Health check responses with 401/403 status code
If the source cluster is configured to require authentication, the capture proxy will not be able to verify replication beyond receiving a 401/403 status code for Application Load Balancer health checks. For more information, see Failure Modes.
Traffic does not reach the source cluster
Verify that the source cluster allows traffic ingress from the Capture Proxy Security Group.
Look for failing tasks by navigating to Traffic Capture Proxy ECS. Change Filter desired status to Any desired status in order to see all tasks and navigate to the logs for stopped tasks.
Resetting before migration
After all verifications are complete, reset all resources before using Migration Assistant for an actual migration.
The following steps outline how to reset resources with Migration Assistant before executing the actual migration. At this point all verifications are expected to have been completed. These steps can be performed after Accessing the Migration Console.
Traffic Replayer
To stop running Traffic Replayer, use the following command:
console replay stop
Kafka
To clear all captured traffic from the Kafka topic, you can run the following command.

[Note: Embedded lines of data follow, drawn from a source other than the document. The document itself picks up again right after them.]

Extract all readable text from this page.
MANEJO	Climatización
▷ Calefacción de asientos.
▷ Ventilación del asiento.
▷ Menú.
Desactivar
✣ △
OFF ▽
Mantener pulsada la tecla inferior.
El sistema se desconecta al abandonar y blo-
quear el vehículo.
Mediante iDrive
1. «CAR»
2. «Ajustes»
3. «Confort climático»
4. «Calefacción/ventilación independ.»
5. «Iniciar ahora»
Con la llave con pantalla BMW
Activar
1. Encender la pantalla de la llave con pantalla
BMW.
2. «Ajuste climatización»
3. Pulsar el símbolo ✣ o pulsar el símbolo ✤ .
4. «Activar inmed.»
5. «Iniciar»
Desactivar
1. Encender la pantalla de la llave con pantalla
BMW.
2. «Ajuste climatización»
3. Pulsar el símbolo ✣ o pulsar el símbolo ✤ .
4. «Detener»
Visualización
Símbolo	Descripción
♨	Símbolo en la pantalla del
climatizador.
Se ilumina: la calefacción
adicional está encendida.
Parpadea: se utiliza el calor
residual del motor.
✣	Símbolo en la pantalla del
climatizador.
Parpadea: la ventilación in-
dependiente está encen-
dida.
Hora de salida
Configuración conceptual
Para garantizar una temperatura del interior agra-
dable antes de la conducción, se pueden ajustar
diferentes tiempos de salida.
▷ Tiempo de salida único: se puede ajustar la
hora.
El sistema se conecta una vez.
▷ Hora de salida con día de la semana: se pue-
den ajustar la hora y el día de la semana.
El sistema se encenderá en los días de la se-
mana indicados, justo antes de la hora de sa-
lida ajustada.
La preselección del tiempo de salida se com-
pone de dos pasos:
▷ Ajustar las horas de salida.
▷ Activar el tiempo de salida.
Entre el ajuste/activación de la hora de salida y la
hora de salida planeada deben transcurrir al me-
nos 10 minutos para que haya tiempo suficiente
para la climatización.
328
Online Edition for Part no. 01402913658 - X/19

This command will result in the loss of any traffic data captured by the capture proxy up to this point and thus should be used with caution.
console kafka delete-topic
Target cluster
To clear non-system indexes from the target cluster that may have been created as a result of testing, you can run the following command:
This command will result in the loss of all data in the target cluster and should be used with caution.
console clusters clear-indices --cluster target